Moody’s Predicts Islamic Finance Will Surpass Conventional Banking in GCC

Moody's Ratings has forecast that the profitability of Islamic banks in Gulf Cooperation Council (GCC) countries will remain strong over the next 12 to 18 months.

In its report today, the agency attributed the strong profitability of Gulf Islamic banks to robust commercial activity driven by government efforts to diversify economies across the GCC.

The report noted that Islamic financing will continue to outperform its conventional counterpart, with increasing demand for Sharia-compliant products. It also predicted further growth through mergers, as the sector seeks to enhance revenue generation and reduce costs.

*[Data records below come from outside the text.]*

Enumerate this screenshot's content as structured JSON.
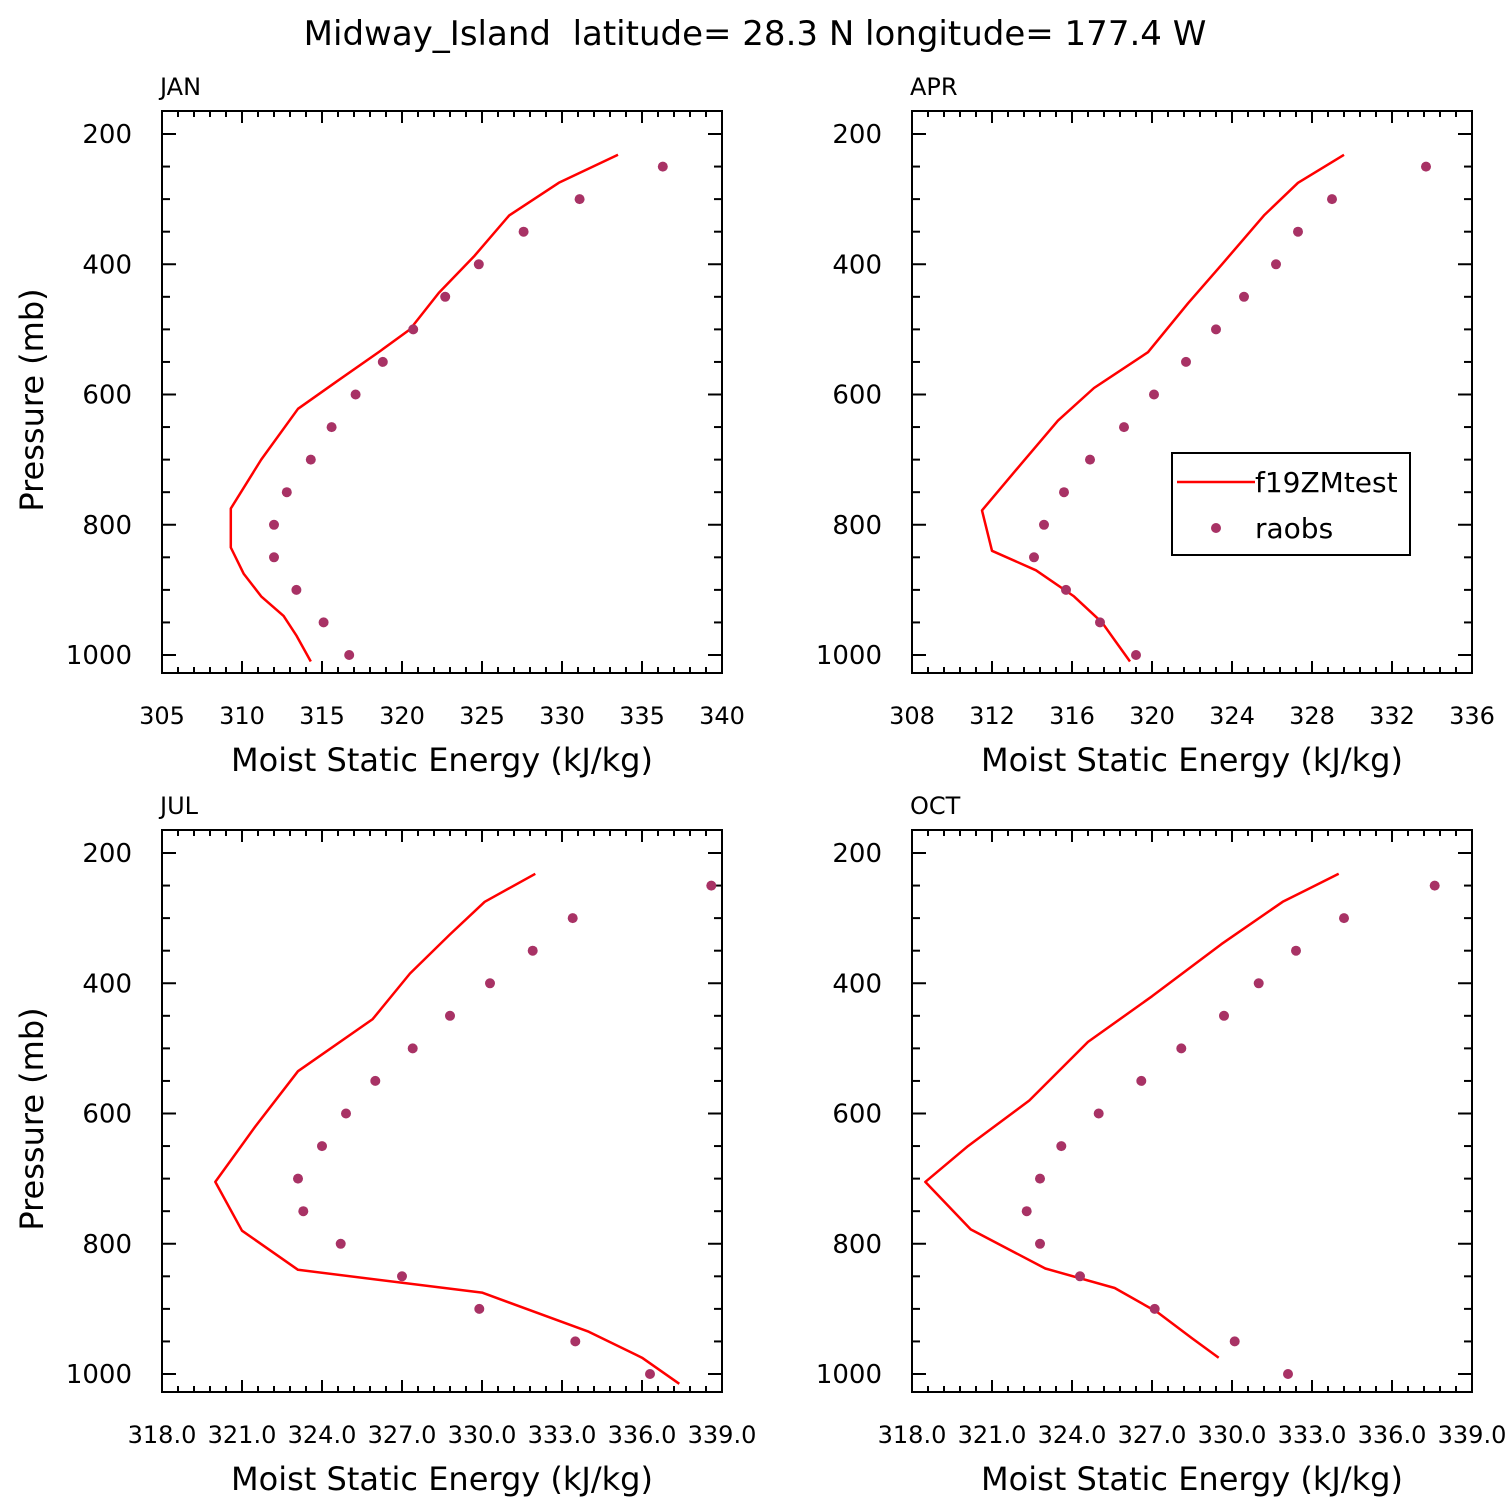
{
  "title": "Midway_Island  latitude= 28.3 N longitude= 177.4 W",
  "colors": {
    "model": "#ff0000",
    "obs": "#a83265",
    "axis": "#000000"
  },
  "legend": {
    "model_label": "f19ZMtest",
    "obs_label": "raobs",
    "panel": "APR"
  },
  "chart_data": [
    {
      "type": "line",
      "panel": "JAN",
      "xlabel": "Moist Static Energy (kJ/kg)",
      "ylabel": "Pressure (mb)",
      "xlim": [
        305,
        340
      ],
      "ylim": [
        200,
        1000
      ],
      "xticks": [
        "305",
        "310",
        "315",
        "320",
        "325",
        "330",
        "335",
        "340"
      ],
      "yticks": [
        "200",
        "400",
        "600",
        "800",
        "1000"
      ],
      "series": [
        {
          "name": "f19ZMtest",
          "style": "line",
          "x": [
            333.5,
            329.8,
            326.7,
            324.5,
            322.3,
            320.5,
            318.6,
            315.8,
            313.5,
            311.2,
            309.3,
            309.3,
            310.1,
            311.2,
            312.6,
            313.4,
            314.3
          ],
          "y": [
            232,
            275,
            325,
            388,
            444,
            500,
            534,
            582,
            622,
            700,
            775,
            835,
            875,
            910,
            940,
            970,
            1010
          ]
        },
        {
          "name": "raobs",
          "style": "marker",
          "x": [
            336.3,
            331.1,
            327.6,
            324.8,
            322.7,
            320.7,
            318.8,
            317.1,
            315.6,
            314.3,
            312.8,
            312.0,
            312.0,
            313.4,
            315.1,
            316.7
          ],
          "y": [
            250,
            300,
            350,
            400,
            450,
            500,
            550,
            600,
            650,
            700,
            750,
            800,
            850,
            900,
            950,
            1000
          ]
        }
      ]
    },
    {
      "type": "line",
      "panel": "APR",
      "xlabel": "Moist Static Energy (kJ/kg)",
      "ylabel": "",
      "xlim": [
        308,
        336
      ],
      "ylim": [
        200,
        1000
      ],
      "xticks": [
        "308",
        "312",
        "316",
        "320",
        "324",
        "328",
        "332",
        "336"
      ],
      "yticks": [
        "200",
        "400",
        "600",
        "800",
        "1000"
      ],
      "series": [
        {
          "name": "f19ZMtest",
          "style": "line",
          "x": [
            329.6,
            327.3,
            325.6,
            323.5,
            321.8,
            319.8,
            317.1,
            315.3,
            313.5,
            311.5,
            312.0,
            314.2,
            316.1,
            317.5,
            318.2,
            318.9
          ],
          "y": [
            232,
            275,
            325,
            400,
            460,
            535,
            590,
            640,
            705,
            778,
            840,
            870,
            910,
            950,
            980,
            1010
          ]
        },
        {
          "name": "raobs",
          "style": "marker",
          "x": [
            333.7,
            329.0,
            327.3,
            326.2,
            324.6,
            323.2,
            321.7,
            320.1,
            318.6,
            316.9,
            315.6,
            314.6,
            314.1,
            315.7,
            317.4,
            319.2
          ],
          "y": [
            250,
            300,
            350,
            400,
            450,
            500,
            550,
            600,
            650,
            700,
            750,
            800,
            850,
            900,
            950,
            1000
          ]
        }
      ]
    },
    {
      "type": "line",
      "panel": "JUL",
      "xlabel": "Moist Static Energy (kJ/kg)",
      "ylabel": "Pressure (mb)",
      "xlim": [
        318.0,
        339.0
      ],
      "ylim": [
        200,
        1000
      ],
      "xticks": [
        "318.0",
        "321.0",
        "324.0",
        "327.0",
        "330.0",
        "333.0",
        "336.0",
        "339.0"
      ],
      "yticks": [
        "200",
        "400",
        "600",
        "800",
        "1000"
      ],
      "series": [
        {
          "name": "f19ZMtest",
          "style": "line",
          "x": [
            332.0,
            330.1,
            328.8,
            327.3,
            325.9,
            323.1,
            321.5,
            320.0,
            321.0,
            323.1,
            330.0,
            334.0,
            336.0,
            337.4
          ],
          "y": [
            232,
            275,
            325,
            385,
            455,
            535,
            620,
            705,
            780,
            840,
            875,
            935,
            975,
            1015
          ]
        },
        {
          "name": "raobs",
          "style": "marker",
          "x": [
            338.6,
            333.4,
            331.9,
            330.3,
            328.8,
            327.4,
            326.0,
            324.9,
            324.0,
            323.1,
            323.3,
            324.7,
            327.0,
            329.9,
            333.5,
            336.3
          ],
          "y": [
            250,
            300,
            350,
            400,
            450,
            500,
            550,
            600,
            650,
            700,
            750,
            800,
            850,
            900,
            950,
            1000
          ]
        }
      ]
    },
    {
      "type": "line",
      "panel": "OCT",
      "xlabel": "Moist Static Energy (kJ/kg)",
      "ylabel": "",
      "xlim": [
        318.0,
        339.0
      ],
      "ylim": [
        200,
        1000
      ],
      "xticks": [
        "318.0",
        "321.0",
        "324.0",
        "327.0",
        "330.0",
        "333.0",
        "336.0",
        "339.0"
      ],
      "yticks": [
        "200",
        "400",
        "600",
        "800",
        "1000"
      ],
      "series": [
        {
          "name": "f19ZMtest",
          "style": "line",
          "x": [
            334.0,
            331.9,
            329.6,
            327.0,
            324.6,
            322.4,
            320.1,
            318.5,
            320.2,
            323.0,
            325.6,
            327.2,
            328.5,
            329.5
          ],
          "y": [
            232,
            275,
            340,
            420,
            490,
            580,
            650,
            705,
            778,
            838,
            868,
            905,
            945,
            975
          ]
        },
        {
          "name": "raobs",
          "style": "marker",
          "x": [
            337.6,
            334.2,
            332.4,
            331.0,
            329.7,
            328.1,
            326.6,
            325.0,
            323.6,
            322.8,
            322.3,
            322.8,
            324.3,
            327.1,
            330.1,
            332.1
          ],
          "y": [
            250,
            300,
            350,
            400,
            450,
            500,
            550,
            600,
            650,
            700,
            750,
            800,
            850,
            900,
            950,
            1000
          ]
        }
      ]
    }
  ]
}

Moody’s highlighted that Islamic banks in GCC countries will continue to maintain strong capital and liquidity, enabling them to capitalise on the growing demand for Sharia-compliant financial services in the Gulf region.

The agency expects non-oil economic growth in GCC countries to remain strong in 2025, thanks to ambitious government economic diversification plans and strong business confidence.

Badis Shubailat, Assistant Vice President and Analyst at Moody’s, said that sustained economic growth, government commitment to bolstering the broader Islamic finance industry, and increasing demand for Sharia-compliant products in the GCC region will continue to drive Islamic finance growth, which will outpace its conventional peers.